Kedua, sambutan masyarakat dunia, khususnya yang ada di Indonesia. Sejak pagelaran musik Ki Ageng Ganjur di pelataran Basilika dan Selawat Badr dikumandangkan saat pertemuan dengan Paus Fransiskus, respon masyarakat terus berdatangan. Banyak di antaranya yang merespons secara positif, memberikan dukungan dan apresiasi atas peristiwa tersebut. Bahkan ada di antara mereka yang sampai menangis, terharu menanggapi peristiwa ini. Namun, ada juga di antaranya yang merespons negatif dan malah mencibir.

Salah satu respons negatif itu menyatakan bahwa apa yang dilakukan Ki Ageng Ganjur, yaitu membaca Selawat Badr di Lapangan Basilika, adalah toleransi yang kebablasan. Menurutnya, itu sudah bukan toleransi, tapi kolaborasi. “Disuruh toleransi kok malah kolaborasi,” begitu tulis mereka dalam salah satu akun media. Ada juga yang menulis bahwa peristiwa tersebut merupakan “darurat tauhid” karena mencampuradukkan agama.

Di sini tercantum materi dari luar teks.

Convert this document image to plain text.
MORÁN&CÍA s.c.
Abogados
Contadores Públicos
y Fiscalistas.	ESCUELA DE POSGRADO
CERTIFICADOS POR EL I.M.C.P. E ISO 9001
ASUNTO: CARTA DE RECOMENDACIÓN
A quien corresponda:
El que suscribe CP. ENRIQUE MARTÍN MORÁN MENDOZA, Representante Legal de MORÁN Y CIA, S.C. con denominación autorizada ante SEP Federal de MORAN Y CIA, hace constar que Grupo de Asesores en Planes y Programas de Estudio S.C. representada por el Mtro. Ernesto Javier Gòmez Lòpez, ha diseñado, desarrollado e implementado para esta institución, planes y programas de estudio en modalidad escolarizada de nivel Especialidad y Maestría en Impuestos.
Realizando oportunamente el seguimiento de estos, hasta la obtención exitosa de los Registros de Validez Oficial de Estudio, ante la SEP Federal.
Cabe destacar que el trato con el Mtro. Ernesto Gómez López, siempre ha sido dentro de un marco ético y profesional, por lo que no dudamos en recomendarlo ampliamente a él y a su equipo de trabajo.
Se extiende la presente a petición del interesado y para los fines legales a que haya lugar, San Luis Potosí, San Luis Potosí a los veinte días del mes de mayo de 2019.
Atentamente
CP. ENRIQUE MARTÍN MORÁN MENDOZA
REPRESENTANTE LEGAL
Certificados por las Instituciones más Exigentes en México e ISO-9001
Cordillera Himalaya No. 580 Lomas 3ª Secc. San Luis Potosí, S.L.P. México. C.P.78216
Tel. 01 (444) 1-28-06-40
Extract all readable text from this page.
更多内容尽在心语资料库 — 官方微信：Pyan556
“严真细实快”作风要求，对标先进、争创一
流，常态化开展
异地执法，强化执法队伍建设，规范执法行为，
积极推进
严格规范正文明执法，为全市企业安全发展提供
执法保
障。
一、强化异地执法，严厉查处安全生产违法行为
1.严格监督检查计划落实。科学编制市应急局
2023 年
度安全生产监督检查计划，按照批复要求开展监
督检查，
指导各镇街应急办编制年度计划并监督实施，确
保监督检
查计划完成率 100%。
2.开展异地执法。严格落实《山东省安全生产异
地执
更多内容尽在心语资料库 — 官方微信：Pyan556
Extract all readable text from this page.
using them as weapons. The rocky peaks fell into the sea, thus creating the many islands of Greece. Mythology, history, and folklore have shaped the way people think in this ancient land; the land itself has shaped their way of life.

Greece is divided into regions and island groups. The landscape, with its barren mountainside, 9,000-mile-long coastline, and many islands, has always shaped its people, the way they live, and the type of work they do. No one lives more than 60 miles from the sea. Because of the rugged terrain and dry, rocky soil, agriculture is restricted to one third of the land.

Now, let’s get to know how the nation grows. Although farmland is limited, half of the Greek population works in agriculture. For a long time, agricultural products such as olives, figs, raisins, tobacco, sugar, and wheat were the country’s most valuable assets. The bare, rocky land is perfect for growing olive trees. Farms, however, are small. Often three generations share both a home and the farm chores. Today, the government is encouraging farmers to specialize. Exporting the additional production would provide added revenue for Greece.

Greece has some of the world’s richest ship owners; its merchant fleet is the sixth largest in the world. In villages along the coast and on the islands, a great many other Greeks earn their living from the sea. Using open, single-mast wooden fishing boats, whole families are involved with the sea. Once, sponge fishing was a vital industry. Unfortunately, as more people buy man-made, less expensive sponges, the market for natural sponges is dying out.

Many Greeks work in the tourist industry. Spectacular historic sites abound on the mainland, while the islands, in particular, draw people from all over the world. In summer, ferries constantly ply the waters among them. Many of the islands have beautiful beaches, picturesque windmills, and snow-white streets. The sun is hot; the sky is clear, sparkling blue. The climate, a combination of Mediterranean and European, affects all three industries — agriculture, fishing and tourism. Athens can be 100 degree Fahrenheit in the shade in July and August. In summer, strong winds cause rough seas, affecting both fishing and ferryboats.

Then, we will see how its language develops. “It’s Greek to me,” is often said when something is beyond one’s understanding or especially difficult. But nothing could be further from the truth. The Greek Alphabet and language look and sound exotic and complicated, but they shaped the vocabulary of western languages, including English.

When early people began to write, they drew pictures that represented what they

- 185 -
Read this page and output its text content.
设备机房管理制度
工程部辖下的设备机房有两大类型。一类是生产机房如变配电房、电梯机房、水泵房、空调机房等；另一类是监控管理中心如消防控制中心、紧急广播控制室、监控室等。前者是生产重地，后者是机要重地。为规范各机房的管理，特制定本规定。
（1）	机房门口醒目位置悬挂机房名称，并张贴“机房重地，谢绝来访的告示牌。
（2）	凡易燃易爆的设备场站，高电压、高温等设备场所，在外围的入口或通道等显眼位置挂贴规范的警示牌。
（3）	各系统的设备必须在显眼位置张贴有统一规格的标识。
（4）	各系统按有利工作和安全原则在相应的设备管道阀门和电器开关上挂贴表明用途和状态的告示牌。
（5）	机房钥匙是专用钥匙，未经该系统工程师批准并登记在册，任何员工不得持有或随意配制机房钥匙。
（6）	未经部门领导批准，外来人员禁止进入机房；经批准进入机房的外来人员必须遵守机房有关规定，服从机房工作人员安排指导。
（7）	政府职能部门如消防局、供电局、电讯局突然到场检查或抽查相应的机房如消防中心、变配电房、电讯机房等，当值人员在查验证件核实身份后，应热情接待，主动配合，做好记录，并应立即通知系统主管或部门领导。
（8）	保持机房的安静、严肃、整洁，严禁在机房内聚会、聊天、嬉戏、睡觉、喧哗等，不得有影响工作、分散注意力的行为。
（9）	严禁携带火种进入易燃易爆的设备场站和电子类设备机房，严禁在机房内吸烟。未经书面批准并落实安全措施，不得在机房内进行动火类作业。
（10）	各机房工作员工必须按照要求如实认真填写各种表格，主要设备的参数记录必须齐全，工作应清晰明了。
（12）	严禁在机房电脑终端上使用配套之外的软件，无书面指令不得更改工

Perlu kami sampaikan bahwa dalam Islam diperbolehkan melakukan kolaborasi dengan siapapun untuk melakukan kebaikan, termasuk dengan nonmuslim. Dalam Piagam Madinah, Nabi melakukan kolaborasi dengan seluruh penduduk Madinah, baik penganut Nasrani, Yahudi maupun Majusi, untuk bersama-sama mempertahankan kota Madinah. Selain itu, Nabi juga pernah berkolaborasi dengan Raja Habasyah yang beragama Nasrani untuk melindungi para sabahat yang hijrah ke sana.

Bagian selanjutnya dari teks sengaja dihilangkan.